Why our society doesn’t get science

Youngling Research
4 min readAug 24, 2017

I see a lot of comments online whenever global warming or something is discussed along the lines of:

  • Science is just a theory
  • Science is just opinions
  • Until you verify it for yourself, you don’t know.

I also see counter arguments like:

  • You should just trust it.

While I admire people who’re trying to think critically and think that it should be encouraged, it does demonstrate a fundamental misunderstanding of how science works.

I blame the educational system for this.

We don’t teach a scientific way of thinking. Instead the student is supposed to memorize a bunch of facts that are true(ish).

(Technically they approach how reality works. They’re an easy to understand framework.)

But doesn’t rly understand why he/she needs to learn it or why it’s true. You just do it because some authority figure will fail you if you don’t.

This is caused by two problems:

  1. Understanding why things works the way they do is much more complex than memorizing something I tell you is true.
  2. The sheer volume knowledge we’re trying to upload in your head.

The problem w this is that people don’t care ab what they learn and the lesson we teach them is just learn this and assume it’s true. It makes them more gullible and ignorant, not less.

We should want to create a generation of critical thinkers who’re curious and independent enough to go out there and create value for the world (or their slice of the world.)

Instead we’re training people to be dependent conformist waiting for instructions. Which is why so many people are uncomfortable in this new economy where a degree doesn’t entitle you to anything anymore and where you have to pick yourself vs get picked by someone else. It’s scary to make things happen yourself if you spend 20+ yrs doing what you’ve told and being punished for questioning the system.
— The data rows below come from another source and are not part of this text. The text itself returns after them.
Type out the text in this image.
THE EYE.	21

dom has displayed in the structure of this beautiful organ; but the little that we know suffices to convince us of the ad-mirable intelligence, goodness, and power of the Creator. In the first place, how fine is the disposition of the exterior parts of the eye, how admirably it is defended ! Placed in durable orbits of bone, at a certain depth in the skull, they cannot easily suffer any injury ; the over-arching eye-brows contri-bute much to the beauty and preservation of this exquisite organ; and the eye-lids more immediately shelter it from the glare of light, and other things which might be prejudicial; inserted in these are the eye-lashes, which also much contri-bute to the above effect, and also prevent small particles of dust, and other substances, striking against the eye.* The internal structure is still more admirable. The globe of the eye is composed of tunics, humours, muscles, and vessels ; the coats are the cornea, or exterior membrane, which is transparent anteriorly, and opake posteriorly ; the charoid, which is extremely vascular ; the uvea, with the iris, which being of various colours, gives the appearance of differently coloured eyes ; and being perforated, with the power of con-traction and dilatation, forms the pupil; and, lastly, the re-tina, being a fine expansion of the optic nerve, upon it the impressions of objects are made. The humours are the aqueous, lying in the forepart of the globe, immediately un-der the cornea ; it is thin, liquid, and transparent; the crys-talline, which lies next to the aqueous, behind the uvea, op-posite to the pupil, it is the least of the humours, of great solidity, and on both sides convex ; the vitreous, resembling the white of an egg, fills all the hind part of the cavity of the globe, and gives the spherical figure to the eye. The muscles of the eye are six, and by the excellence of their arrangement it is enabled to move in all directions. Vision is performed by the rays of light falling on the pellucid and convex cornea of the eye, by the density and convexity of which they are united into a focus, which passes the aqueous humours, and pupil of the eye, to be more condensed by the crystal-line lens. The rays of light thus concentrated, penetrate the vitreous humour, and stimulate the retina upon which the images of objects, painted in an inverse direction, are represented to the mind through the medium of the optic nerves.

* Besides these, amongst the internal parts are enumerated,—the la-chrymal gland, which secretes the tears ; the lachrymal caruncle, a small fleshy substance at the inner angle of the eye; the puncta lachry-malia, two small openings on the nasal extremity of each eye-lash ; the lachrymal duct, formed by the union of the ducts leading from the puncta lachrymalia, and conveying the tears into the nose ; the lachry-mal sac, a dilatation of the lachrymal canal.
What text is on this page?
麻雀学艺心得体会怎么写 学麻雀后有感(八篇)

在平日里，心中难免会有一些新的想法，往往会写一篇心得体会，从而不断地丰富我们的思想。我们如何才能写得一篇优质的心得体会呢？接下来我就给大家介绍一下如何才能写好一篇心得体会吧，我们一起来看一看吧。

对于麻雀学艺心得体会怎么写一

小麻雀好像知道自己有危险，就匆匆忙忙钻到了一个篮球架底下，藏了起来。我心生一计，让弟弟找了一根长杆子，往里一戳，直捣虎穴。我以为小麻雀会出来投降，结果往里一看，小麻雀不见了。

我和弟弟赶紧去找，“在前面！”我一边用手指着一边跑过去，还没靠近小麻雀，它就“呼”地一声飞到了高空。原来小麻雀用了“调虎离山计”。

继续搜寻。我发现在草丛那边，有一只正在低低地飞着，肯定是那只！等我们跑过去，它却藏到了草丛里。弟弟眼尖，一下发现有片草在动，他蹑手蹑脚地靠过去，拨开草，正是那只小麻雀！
The people who claim that science is just ‘opinion’ (or a better word would be ‘guesses’ ) are not wrong.

But they do miss the point.

Science was developed after a long time of humans having a hard time separating good ideas from bad ideas.

They way we started to do that was by doing a few things:

We saw something.

We made a guess as to how it works.

We made a prediction based on that guess.

We checked to see if it panned out.

Most of the time it didn’t and we’d start over again.

Sometimes it did. That gave us confidence in our guess.

But here’s the key thing. We didn’t just say okay this is how it is, accept it. We said, let’s try to disprove each other. Each time when that disproving failed and some other scientists got the same result out confidence in that hypothesis (or guess) grew.

The Newtonian laws you’re taught in high school are in a sense false. Because our current understanding of how the world works is based on quantum mechanics.

However, the world we live in is a world filled w big things made up of a lot of particles w a relatively heavy mass moving relatively slow.

And in that world, the Newtonian laws provide an excellent approximation. No one will use QM to calculate the arch of a ball thrown.

So what does all this mean to you? Should you just believe science.

That is personal. You have to decide how confident you are based on the current scientific knowledge.

But in order to do so it’s best if you collect all (or much) of the data and try to avoid confirmation bias (only searching for what you want).

Science is a way of approaching the truth and eliminating our biases. THAT is what needs to be instilled in people so they can do the same.

This way instead of looking at 1 shady paper that says water can remember emotion. You see the body of work that indirectly makes that nonsensicle as well as all the papers that were unable to reproduce the same results.

The idea that you only can know what’s true if you see it yourself is a philosophical one, not a scientific one.

Because, we don’t see QM but because the predictions are so accurate our confidence grows.

And we’re very flawed biological systems so there’s an argument ab wether or not what you see is reality.

For example, a color is electromagnetic radiation with a frequency that’s within the frequency we call visible light. Certain frequencies are bounced off of objects and are reflected onto our retina where they change certain molecules and send a signal to our brain which interprets that frequency as a color.

So you can imagine a animal who ‘sees’ the same frequency as a different color.

Or what about the entire spectrum of electromagnetic radiation outside of visible light. We don’t see that, so does it then follow that it doesn’t exist?

One can also make the argument from the other side. Centrifugal force seems real to me. When I sit in a car it does feel as if a force is acting on me and pushing me outside.

While in reality that force doesn’t exist. Instead there’s a centripetal force making the car ‘seek the center’ but because Newton’s first law it feels like I’m being pushed out while actually my body wants to keep going straight while the car is being ‘pushed’ towards the center.

(An object at rest stays at rest and an object in motion stays in motion with the same speed and in the SAME DIRECTION unless acted upon by an unbalanced force.)

And then there’s the practical fact of you not being able to verify everything in the world. So you got to use some shortcuts and assume things if your confidence in them is strong enough.

However for the areas in your life that are important (for example your company), then that’s an area where it would be smart to reason from first principles and see if the market at scale is adopting false assumptions.